Explanatory Comment—1979

   Where a determination is implied by the passage of time without action by a government unit, an aggrieved party is given the option either to appeal at once at the expiration of the period or to rely on the government unit or other affected person to give notice that an implied determination has been made.

Explanatory Comment—2007

   New subdivision (d) governs criminal appeals. Under new subdivision (d), when no post-sentence motion is filed, the time for appeal begins to run from the date of imposition of sentence. See Pa.R.Crim.P. 462(G)(2), 720(A)(3) and (D), and 721(B)(2)(a)(ii), and the conforming amendments to Pa.R.A.P. 301(a)(2) and 903(c)(3), and 2006 Explanatory Comment thereto. See also Commonwealth v. Green, 862 A.2d 613 (Pa. Super. 2004) (en banc), allocatur denied, 584 Pa. 692, 882 A.2d 477 (2005). When post-sentence motions are denied by operation of law, the appeal period shall run from the date of entry of the order denying the motion by operation of law. See Pa.R.Crim.P. 720(B)(3)(c).

Source

   The provisions of this Rule 108 amended December 11, 1978, effective December 30, 1978, 8 Pa.B. 3802; amended May 16, 1979, effective September 30, 1979, 9 Pa.B. 1740; amended February 27, 1980, 10 Pa.B. 1038, effective date as set forth at 10 Pa.B. 1038; amended January 18, 2007, effective August 1, 2007, 37 Pa.B. 521. Immediately preceding text appears at serial pages (321596) and (303523).

DOCUMENTS GENERALLY


Rule 120. Entry of Appearance.

 Any counsel filing papers required or permitted to be filed in an appellate court must enter an appearance with the prothonotary of the appellate court unless that counsel has been previously noted on the docket as counsel pursuant to Pa.R.A.P. 907(b), 1112(f), 1311(d), 1514(d), or 1602(d). New counsel appearing for a party after docketing pursuant to Pa.R.A.P. 907(b), 1112(f), 1311(d), 1514(d), or 1602(d) shall file an entry of appearance simultaneously with or prior to the filing of any papers signed by new counsel. The entry of appearance shall specifically designate each party the attorney represents, and whether the attorney is entering an appearance as substitute or additional counsel. The attorney shall file a certificate of service pursuant to paragraph (d) of Pa.R.A.P. 121 and to Pa.R.A.P. 122. If an attorney enters an appearance as substitute counsel for a party, the original counsel of record for that party may withdraw by praecipe, without filing an application for permission to withdraw.

   Official Note

   For admission pro hac vice, see Pa.B.A.R. 301.

Source

   The provisions of this Rule 120 adopted March 15, 2004, effective 60 days after adoption, 34 Pa.B. 1670; amended December 10, 2013, effective February 10, 2014, 43 Pa.B. 7544; amended January 7, 2020, effective May 1, 2020, 50 Pa.B. 535; amended January 7, 2020, effective August 1, 2020, 50 Pa.B. 505. Immediately preceding text appears at serial page (400744).

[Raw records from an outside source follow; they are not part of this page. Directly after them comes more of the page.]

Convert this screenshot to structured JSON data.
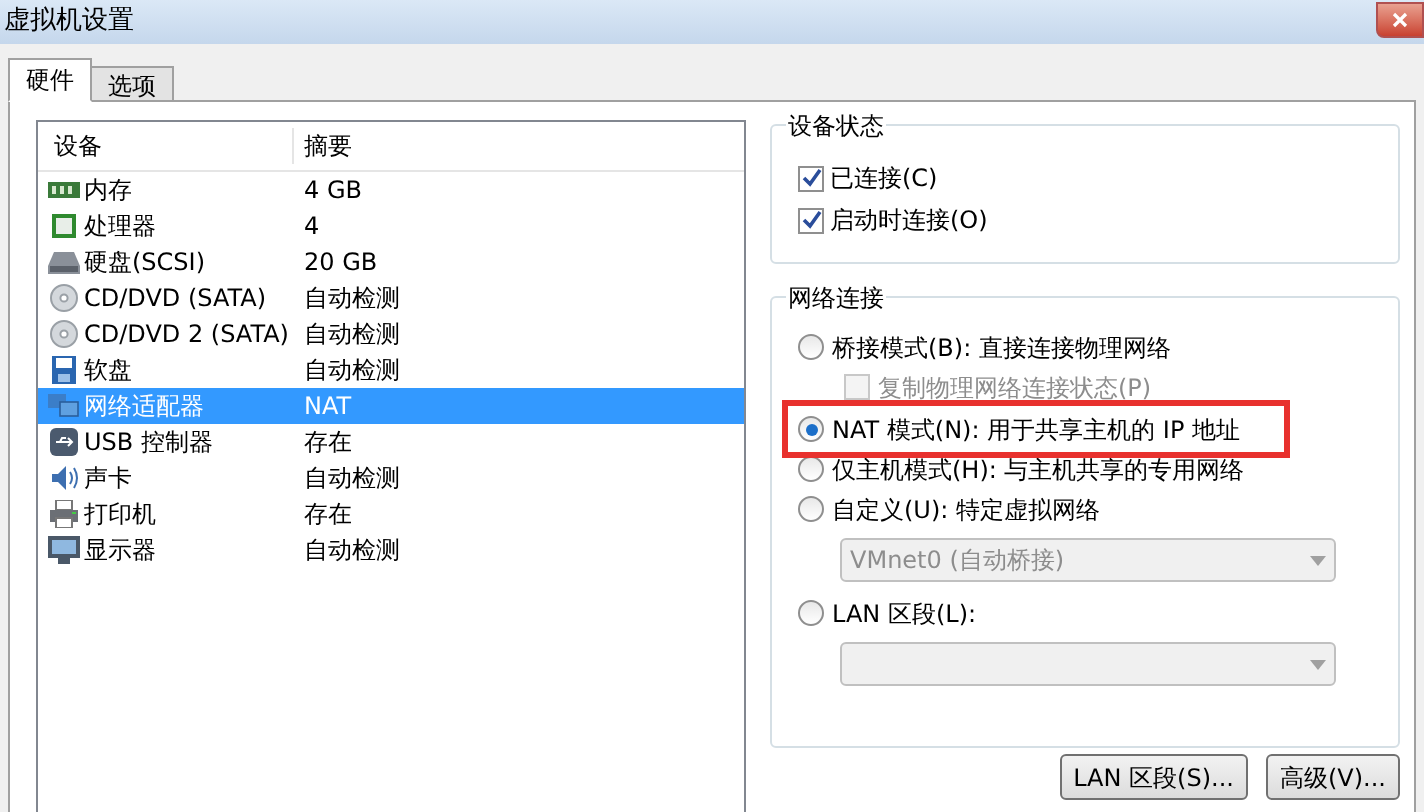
{
  "window": {
    "title": "虚拟机设置"
  },
  "tabs": [
    {
      "label": "硬件",
      "selected": true
    },
    {
      "label": "选项",
      "selected": false
    }
  ],
  "device_list": {
    "columns": [
      "设备",
      "摘要"
    ],
    "rows": [
      {
        "kind": "memory",
        "device": "内存",
        "summary": "4 GB",
        "selected": false
      },
      {
        "kind": "cpu",
        "device": "处理器",
        "summary": "4",
        "selected": false
      },
      {
        "kind": "disk",
        "device": "硬盘(SCSI)",
        "summary": "20 GB",
        "selected": false
      },
      {
        "kind": "cdrom",
        "device": "CD/DVD (SATA)",
        "summary": "自动检测",
        "selected": false
      },
      {
        "kind": "cdrom",
        "device": "CD/DVD 2 (SATA)",
        "summary": "自动检测",
        "selected": false
      },
      {
        "kind": "floppy",
        "device": "软盘",
        "summary": "自动检测",
        "selected": false
      },
      {
        "kind": "network",
        "device": "网络适配器",
        "summary": "NAT",
        "selected": true
      },
      {
        "kind": "usb",
        "device": "USB 控制器",
        "summary": "存在",
        "selected": false
      },
      {
        "kind": "sound",
        "device": "声卡",
        "summary": "自动检测",
        "selected": false
      },
      {
        "kind": "printer",
        "device": "打印机",
        "summary": "存在",
        "selected": false
      },
      {
        "kind": "display",
        "device": "显示器",
        "summary": "自动检测",
        "selected": false
      }
    ]
  },
  "device_status": {
    "title": "设备状态",
    "options": [
      {
        "label": "已连接(C)",
        "checked": true
      },
      {
        "label": "启动时连接(O)",
        "checked": true
      }
    ]
  },
  "network_connection": {
    "title": "网络连接",
    "items": [
      {
        "kind": "radio",
        "label": "桥接模式(B): 直接连接物理网络",
        "selected": false,
        "highlighted": false
      },
      {
        "kind": "checkbox",
        "label": "复制物理网络连接状态(P)",
        "checked": false,
        "disabled": true
      },
      {
        "kind": "radio",
        "label": "NAT 模式(N): 用于共享主机的 IP 地址",
        "selected": true,
        "highlighted": true
      },
      {
        "kind": "radio",
        "label": "仅主机模式(H): 与主机共享的专用网络",
        "selected": false,
        "highlighted": false
      },
      {
        "kind": "radio",
        "label": "自定义(U): 特定虚拟网络",
        "selected": false,
        "highlighted": false
      },
      {
        "kind": "dropdown",
        "value": "VMnet0 (自动桥接)",
        "disabled": true
      },
      {
        "kind": "radio",
        "label": "LAN 区段(L):",
        "selected": false,
        "highlighted": false
      },
      {
        "kind": "dropdown",
        "disabled": true
      }
    ]
  },
  "buttons": [
    "LAN 区段(S)...",
    "高级(V)..."
  ]
}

Rule 121. Filing and Service.

 (a)  Filing.—Papers required or permitted to be filed in an appellate court shall be filed with the prothonotary. Filing may be accomplished by mail addressed to the prothonotary, but except as otherwise provided by these rules, filing shall not be timely unless the papers are received by the prothonotary within the time fixed for filing. If an application under these rules requests relief which may be granted by a single judge, a judge in extraordinary circumstances may permit the application and any related papers to be filed with that judge. In that event the judge shall note thereon the date of filing and shall thereafter transmit such papers to the clerk.

 (b)  Service of all papers required.—Copies of all papers filed by any party and not required by these rules to be served by the prothonotary shall, concurrently with their filing, be served by a party or person acting on behalf of that party or person on all other parties to the matter. Service on a party represented by counsel shall be made on counsel.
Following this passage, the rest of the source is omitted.